I down the tiny pill with a glass of water, and in the living room, I kick off my shoes and collapse on the couch. I’m not ready for bed just y
et. The house sings a soft lullaby in the breaths of heat from the ceiling vents, in the distant hiss of running water. Nathan must be brushing his teeth. The sounds relax me, and my eyelids grow heavy.
A few minutes later, Nathan saunters into the living room in his blue-and-white-striped pajamas.
“You’re clothed,” I say. “What a disappointment.” Usually, he sleeps in the buff.
“Regretfully. We have company.” He sits next to me and pulls me into his arms.
“They’re right down the hall,” I whisper, pressing a finger to my lips.
“They can’t hear. Keith sleeps like a log, when he’s not acting like an asshole.”
“He’s your brother.’
Nathan lowers his voice. “In DNA only.”
“What, you don’t love your family?”
“Love.
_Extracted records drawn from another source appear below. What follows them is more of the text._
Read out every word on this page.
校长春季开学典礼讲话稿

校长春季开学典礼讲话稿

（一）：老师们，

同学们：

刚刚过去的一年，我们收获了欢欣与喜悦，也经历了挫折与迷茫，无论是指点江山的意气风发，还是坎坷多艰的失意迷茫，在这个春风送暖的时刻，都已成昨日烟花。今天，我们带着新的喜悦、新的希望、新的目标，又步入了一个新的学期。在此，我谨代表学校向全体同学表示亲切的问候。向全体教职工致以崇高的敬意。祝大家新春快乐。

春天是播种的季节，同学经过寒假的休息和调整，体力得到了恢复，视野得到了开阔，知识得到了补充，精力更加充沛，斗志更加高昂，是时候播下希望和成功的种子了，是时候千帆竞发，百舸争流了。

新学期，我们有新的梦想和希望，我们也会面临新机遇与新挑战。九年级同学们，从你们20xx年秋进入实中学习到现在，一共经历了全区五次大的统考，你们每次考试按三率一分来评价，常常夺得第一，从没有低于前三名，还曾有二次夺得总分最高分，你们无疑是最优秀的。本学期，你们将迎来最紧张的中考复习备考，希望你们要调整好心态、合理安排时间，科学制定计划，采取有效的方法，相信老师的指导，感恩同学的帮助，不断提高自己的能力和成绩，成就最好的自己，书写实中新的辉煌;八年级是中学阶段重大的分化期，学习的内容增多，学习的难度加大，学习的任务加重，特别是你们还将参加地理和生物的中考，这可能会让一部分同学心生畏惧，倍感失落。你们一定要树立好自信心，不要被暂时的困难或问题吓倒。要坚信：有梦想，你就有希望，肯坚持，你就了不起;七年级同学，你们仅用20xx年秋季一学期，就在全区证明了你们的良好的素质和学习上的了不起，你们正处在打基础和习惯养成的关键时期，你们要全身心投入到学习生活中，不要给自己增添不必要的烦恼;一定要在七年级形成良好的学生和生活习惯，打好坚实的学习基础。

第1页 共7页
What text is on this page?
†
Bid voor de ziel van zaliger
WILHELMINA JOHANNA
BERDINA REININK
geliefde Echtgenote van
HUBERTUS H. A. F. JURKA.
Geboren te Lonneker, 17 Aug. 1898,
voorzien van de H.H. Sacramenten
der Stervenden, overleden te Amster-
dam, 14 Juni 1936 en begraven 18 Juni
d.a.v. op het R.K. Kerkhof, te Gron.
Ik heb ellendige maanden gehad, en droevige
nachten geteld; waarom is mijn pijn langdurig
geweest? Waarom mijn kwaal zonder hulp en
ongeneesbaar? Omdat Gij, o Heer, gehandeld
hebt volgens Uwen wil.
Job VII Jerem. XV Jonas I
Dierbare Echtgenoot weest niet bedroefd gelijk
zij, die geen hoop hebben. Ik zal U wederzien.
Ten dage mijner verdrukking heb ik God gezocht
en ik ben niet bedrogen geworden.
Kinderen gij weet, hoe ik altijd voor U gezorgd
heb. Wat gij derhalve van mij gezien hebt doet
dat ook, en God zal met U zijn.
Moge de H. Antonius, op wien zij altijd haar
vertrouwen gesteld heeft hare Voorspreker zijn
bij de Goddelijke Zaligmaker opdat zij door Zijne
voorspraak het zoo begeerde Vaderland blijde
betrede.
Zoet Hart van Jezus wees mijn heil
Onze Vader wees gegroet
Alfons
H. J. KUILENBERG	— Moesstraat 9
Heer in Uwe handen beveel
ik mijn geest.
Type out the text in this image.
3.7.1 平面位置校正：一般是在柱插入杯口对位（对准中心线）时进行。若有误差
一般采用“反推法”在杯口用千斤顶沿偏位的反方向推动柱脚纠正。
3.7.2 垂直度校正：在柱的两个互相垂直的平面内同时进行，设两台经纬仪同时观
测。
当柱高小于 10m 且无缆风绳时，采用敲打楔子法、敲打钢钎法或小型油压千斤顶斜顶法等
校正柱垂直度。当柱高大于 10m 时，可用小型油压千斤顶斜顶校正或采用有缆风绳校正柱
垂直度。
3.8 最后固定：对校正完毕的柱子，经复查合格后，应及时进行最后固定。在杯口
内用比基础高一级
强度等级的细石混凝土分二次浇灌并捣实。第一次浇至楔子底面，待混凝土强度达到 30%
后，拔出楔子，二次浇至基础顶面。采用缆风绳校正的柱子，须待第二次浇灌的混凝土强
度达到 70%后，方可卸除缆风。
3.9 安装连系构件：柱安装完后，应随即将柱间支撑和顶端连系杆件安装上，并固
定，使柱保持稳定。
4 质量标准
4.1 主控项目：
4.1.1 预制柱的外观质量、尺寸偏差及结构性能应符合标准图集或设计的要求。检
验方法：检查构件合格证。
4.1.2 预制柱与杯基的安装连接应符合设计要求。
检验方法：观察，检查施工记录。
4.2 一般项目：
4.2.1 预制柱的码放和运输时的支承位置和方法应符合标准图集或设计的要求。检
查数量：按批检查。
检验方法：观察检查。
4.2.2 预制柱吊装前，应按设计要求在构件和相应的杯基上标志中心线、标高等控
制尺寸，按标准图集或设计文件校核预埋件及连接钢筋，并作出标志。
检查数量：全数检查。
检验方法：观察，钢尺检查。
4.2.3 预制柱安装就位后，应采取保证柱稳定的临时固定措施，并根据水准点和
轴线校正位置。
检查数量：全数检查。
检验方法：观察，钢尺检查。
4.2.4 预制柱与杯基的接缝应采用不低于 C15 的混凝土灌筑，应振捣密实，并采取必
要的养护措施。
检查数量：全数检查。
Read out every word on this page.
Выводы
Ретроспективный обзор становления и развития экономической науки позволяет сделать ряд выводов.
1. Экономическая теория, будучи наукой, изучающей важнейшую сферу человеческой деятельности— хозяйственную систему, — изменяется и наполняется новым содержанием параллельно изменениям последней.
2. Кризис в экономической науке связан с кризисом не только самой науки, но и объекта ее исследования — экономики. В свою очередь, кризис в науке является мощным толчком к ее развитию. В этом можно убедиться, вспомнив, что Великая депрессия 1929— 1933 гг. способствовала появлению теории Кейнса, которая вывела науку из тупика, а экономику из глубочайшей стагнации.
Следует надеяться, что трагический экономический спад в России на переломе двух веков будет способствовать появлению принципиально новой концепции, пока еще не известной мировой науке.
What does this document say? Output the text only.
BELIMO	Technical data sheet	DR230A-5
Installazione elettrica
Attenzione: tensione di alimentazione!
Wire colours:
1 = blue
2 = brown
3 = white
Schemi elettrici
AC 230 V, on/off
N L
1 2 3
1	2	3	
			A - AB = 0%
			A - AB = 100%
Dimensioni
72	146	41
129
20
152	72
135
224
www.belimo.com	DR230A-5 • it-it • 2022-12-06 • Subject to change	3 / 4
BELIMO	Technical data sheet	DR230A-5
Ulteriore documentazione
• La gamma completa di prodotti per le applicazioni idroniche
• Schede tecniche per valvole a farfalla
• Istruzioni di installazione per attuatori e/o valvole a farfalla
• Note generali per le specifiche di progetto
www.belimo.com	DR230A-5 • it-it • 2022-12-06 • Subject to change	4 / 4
Such a strong word.”
“I know he was cruel to you, but kids are like that.”
“You don’t have any brothers or sisters,” he whispers. “You have no idea. You know what he did once? Locked me in the shed when he was supposed to be watching me. He wanted to go to some skate park with his friends. He threatened me with death if I told on him.”
“Did you?”
“Hell no. I was only seven and he was thirteen. I thought for sure he could kill me.”
“We didn’t have to invite him—or any of them,” I whisper.
“Let’s ditch them and get married tomorrow.”
I interlock my fingers with his. “But we need time to plan . . .”
“What’s there to plan? Let’s get married on the lawn.”
“You don’t have a lawn. You have moss and trees.”
“So, we’ll get married in the moss and trees.”
“What should I wear? The blue dress I showed everyone? It’s daring . . . blue instead of white.”
“I prefer you in nothing. It’s what I thought the day I met you.”
“You were in that sexy uniform. But I mainly noticed your eyes. You were wearing those amazing eyes.”
“I chose them just for you.”
“You mean you have others?”
“Take your pick. You were in your gorgeous body. And some gauzy fabric.”